4. DoubleDragon Properties

Year-To-Date Gain: +35 percent
DoubleDragon Properties (PSE: DD) has slowly transitioned its business model from a property development business to a recurring revenue-based company over the last two years. Last year, DD reported that its rental income grew by over 170 percent to Php2.5 billion from Php909 million, while its hotel revenues increased by 34 percent to Php533 million from Php397 million the previous year. The increase in recurring revenues has helped increase DD’s net income to grow by almost three times from Php1.6 billion in 2017 to Php4.6 billion. For the first three months of the year, DD reported that its total recurring revenues, which now comprise 31 percent of total revenues, grew by 45 percent to Php770 million. With over 50 percent completion of its target 1.2 million square meters of leasable spaces by 2020, DD expects to achieve 800,000 square meters or 67 percent by the end of the year. DD’s recurring revenues and earnings should further grow this year with 100 percent leased out of its first five office towers at DD Meridian Park, and the recent acquisition of new tenant leases for its Citymalls worth Php79.4 billion. The emerging growth in rental income from its leasing business and DD’s plan for a possible offering of its Real Estate Investment Trust (REIT) should support stock price’s long-term appreciation.
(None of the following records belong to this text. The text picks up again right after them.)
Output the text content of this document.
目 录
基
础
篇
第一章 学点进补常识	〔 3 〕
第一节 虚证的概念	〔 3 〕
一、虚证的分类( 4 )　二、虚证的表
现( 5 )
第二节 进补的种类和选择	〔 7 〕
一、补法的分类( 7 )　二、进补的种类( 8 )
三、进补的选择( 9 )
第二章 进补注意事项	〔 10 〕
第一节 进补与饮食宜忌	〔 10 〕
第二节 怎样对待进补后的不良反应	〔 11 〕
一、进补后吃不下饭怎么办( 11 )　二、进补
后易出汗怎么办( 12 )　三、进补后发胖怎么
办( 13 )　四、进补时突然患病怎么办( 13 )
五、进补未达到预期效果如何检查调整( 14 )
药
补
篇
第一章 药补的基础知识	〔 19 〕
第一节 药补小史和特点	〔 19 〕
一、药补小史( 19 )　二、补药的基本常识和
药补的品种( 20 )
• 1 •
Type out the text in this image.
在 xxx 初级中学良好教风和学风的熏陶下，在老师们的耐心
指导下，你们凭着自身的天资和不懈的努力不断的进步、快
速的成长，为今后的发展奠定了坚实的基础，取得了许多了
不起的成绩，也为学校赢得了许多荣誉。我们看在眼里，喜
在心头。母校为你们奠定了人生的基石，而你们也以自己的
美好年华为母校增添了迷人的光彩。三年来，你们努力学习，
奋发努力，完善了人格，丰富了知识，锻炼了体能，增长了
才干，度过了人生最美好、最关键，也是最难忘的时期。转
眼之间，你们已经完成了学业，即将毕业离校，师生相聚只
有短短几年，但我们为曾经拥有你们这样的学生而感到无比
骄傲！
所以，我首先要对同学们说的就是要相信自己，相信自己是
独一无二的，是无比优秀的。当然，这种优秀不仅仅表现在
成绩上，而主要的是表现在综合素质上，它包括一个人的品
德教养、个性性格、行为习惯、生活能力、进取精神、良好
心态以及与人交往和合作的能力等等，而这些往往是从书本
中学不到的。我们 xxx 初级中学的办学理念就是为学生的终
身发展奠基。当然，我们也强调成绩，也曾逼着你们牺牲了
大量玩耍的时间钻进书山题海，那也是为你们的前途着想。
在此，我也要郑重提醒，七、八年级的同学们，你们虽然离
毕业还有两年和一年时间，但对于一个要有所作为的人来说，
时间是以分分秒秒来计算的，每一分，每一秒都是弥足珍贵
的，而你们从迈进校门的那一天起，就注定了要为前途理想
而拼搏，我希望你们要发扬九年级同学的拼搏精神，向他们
5. Vista Land and Lifescapes

Year-To-Gain: +33.2 percent
Vista Land (PSE: VLL) is one of the leading integrated property developers and the largest homebuilder in the country. The company provides a wide range of housing products to its customers across all income segments through its business units, Brittany, Crown Asia, Camella Homes, Communities Philippines, and Vista Residences. VLL’s revenues have been growing by an average annual rate of 14 percent for the last 10 years from Php9.4 billion in 2007 to Php34.8 billion in 2017. The growth in revenues enabled VLL to increase its net earnings base by an annual growth of 10 percent to Php8.8 billion in 2017 from Php3.5 billion in 2007. Last year, net income of VLL grew by 16 percent to Php10.5 billion from Php9 billion in 2017 on strong revenue growth, which increased by 15.5 percent to Php40 billion. This year, VLL reported that its net income for the first quarter also increased by 12.2 percent to Php2.9 billion on the strength of 13.5 percent growth in revenues of Php11.4 billion. With a positive earnings growth outlook supported by strong operating cash flows, current share price of VLL at Php7.20 per share should continue to go up as the stock is relatively underpriced at only 9x Price-to-Earnings (P/E) multiple compared to the industry median of 11x P/E.